Organizations must also begin to define and deploy a Basel II “IT blueprint.” This IT blueprint model is similar in scope and intent to that defined for SOX compliance. While multiple technologies will support Basel II efforts, the most critical pieces will be ERP/financial management systems, collective integration technologies, and enterprise analytics and business performance management systems and tools. Organizations should begin immediately, for example, to aggregate data into data warehouses and build risk management solutions, with cutover testing slated for 2006. Although Basel II is a business and risk management issue, its successful and efficient enablement is driven by optimized IT solutions.

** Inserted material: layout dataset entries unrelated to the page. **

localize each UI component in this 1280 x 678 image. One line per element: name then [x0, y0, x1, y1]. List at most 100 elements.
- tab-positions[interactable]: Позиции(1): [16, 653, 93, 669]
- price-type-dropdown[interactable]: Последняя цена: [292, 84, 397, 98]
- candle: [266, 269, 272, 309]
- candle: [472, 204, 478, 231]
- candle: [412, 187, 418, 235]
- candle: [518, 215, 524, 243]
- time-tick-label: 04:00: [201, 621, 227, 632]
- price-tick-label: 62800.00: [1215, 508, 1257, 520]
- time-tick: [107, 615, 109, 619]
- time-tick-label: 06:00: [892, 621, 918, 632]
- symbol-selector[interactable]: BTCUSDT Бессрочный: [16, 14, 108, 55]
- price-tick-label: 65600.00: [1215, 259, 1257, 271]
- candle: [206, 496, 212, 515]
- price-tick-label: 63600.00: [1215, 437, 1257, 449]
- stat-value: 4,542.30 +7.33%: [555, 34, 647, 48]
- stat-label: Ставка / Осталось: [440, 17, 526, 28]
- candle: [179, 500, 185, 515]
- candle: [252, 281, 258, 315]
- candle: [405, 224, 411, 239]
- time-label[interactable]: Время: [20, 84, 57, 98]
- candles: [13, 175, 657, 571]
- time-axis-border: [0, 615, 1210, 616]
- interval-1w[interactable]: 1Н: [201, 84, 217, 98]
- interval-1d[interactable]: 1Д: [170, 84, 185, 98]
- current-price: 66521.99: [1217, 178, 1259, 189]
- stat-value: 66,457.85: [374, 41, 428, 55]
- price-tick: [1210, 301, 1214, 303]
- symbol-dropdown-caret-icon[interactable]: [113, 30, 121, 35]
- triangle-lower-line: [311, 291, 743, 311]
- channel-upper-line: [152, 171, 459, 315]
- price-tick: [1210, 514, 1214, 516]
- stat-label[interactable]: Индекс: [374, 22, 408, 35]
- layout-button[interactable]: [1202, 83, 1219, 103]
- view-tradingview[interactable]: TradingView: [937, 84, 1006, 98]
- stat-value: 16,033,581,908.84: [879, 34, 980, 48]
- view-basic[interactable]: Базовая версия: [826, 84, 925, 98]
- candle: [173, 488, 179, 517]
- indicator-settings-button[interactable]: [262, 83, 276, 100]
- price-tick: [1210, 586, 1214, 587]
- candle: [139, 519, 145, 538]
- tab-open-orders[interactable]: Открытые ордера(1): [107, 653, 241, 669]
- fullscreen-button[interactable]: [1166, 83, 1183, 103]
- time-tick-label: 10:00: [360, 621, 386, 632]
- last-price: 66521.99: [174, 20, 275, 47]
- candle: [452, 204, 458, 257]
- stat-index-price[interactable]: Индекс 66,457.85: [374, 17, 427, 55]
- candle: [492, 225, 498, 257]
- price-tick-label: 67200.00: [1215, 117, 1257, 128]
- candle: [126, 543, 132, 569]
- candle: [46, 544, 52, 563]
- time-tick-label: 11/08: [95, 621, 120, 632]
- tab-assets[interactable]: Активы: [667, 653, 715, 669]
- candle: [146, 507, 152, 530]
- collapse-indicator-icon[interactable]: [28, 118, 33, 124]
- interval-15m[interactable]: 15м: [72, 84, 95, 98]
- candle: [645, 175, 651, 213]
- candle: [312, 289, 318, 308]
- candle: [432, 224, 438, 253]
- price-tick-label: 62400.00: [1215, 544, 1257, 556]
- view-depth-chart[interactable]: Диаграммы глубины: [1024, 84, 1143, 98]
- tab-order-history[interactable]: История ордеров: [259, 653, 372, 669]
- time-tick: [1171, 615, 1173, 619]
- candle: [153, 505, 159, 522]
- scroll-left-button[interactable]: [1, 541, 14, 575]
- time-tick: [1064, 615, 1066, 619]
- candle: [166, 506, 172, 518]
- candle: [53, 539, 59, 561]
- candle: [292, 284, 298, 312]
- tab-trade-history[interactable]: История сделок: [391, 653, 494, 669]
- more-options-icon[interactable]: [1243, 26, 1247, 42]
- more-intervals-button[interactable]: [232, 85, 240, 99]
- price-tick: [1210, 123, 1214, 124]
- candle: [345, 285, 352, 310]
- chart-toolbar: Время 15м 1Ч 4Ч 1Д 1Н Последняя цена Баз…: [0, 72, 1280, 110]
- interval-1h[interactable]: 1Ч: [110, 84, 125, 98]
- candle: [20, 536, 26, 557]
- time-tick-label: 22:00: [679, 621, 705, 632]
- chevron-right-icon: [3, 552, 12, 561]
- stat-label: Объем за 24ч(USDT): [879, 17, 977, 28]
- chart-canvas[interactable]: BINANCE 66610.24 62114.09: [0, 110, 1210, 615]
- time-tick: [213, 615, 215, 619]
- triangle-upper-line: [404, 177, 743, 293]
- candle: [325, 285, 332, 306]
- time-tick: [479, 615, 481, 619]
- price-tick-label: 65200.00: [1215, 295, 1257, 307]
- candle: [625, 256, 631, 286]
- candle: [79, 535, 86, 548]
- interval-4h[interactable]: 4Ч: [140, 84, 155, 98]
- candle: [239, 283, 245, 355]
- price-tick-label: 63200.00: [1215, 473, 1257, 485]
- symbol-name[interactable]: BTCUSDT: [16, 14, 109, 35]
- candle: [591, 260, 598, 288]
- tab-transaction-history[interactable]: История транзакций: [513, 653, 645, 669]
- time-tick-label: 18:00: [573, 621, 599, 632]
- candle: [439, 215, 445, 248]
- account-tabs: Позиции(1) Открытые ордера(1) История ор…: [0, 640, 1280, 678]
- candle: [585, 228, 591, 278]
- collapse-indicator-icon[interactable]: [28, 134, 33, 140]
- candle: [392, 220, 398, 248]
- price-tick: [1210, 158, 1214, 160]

During 2004/05, financial institutions affected by Basel II will ramp up efforts to ensure they have an effective IT infrastructure (hardware and software) and, when needed, choose consultancy firms that can provide best-in-class vertical-specific risk management services. Qualified service providers can help clients interpret requirements; define strategies, processes, and procedures; and support efforts to define and build out an effective Basel II IT blueprint. They will also play a role in that, increasingly, financial institutions are outsourcing business and IT process elements that impact Basel II compliance. By 2005/06, firms should test to ensure the collective IT systems and interfaces that support Basel II are consistent, in parallel with testing operating, governance, and control models and processes at the business level. Increased integration with CRM and other corporate governance initiatives will be critical. Savvy firms will leverage the accord to build increased efficiency and better leverage of the IT portfolio, regardless of the ultimate specific Basel II due date.

As with SOX, an effective Basel II initiative can improve business value by improving shareholder value, providing economic capital savings, improving/maintaining credit rating, improving/enabling an effective risk management strategy, aligning operational credit risk with finance and accounting, reducing costs through organizational process improvement, and identifying potentially dangerous portfolio positions and other risk sources. A large part of banking is about understanding and managing risk. In essence, Basel II forces banks to do a better job of what they were already doing. Banks that institute sophisticated risk measurement and management systems will be able to maintain lower reserve margins, leading to more profitability.

A comprehensive Basel II IT solution that can adequately support enhanced risk management processes requires an infrastructure (e.g., databases, middleware, ETL). Firms will also require business intelligence (e.g., Business Objects, Cognos) and targeted analytics (e.g., SAS, PeopleSoft, Oracle, SAP, FRS) to complete the solution. IT solutions predominantly address the credit (and perhaps operational) risk associated with Basel II, but can play a supporting role relative to operational and market risk. IBM offers one solution that is providing much of the infrastructure (e.g., databases, middleware) for a Basel II infrastructure model, along with vertically focused professional services to implement the solution. Here, though, firms will still require business intelligence (e.g., Business Objects, Cognos) and targeted analytics (e.g., SAS, PeopleSoft, Oracle, SAP, FRS) to complete the solution.

Figure 1 details the capabilities required from a solution perspective. Organizations should use this as a checklist for internal efforts and when vetting third-party Basel II IT solutions and offerings.

Bottom Line: Organizations must define and implement a Basel II IT blueprint, coordinated with and leveraging other compliance blueprints, as a means to address the IT dimensions of Basel II compliance in a manner that optimizes investments and developed solutions.

Business Impact: A consolidated approach to Basel II and related corporate governance is critical to ensure that the organization can leverage a common IT infrastructure for regulatory compliance, performance and risk management, and ethics initiatives. A corporate governance organization can help facilitate IT coordination by focusing enterprise initiatives on the governance pillars.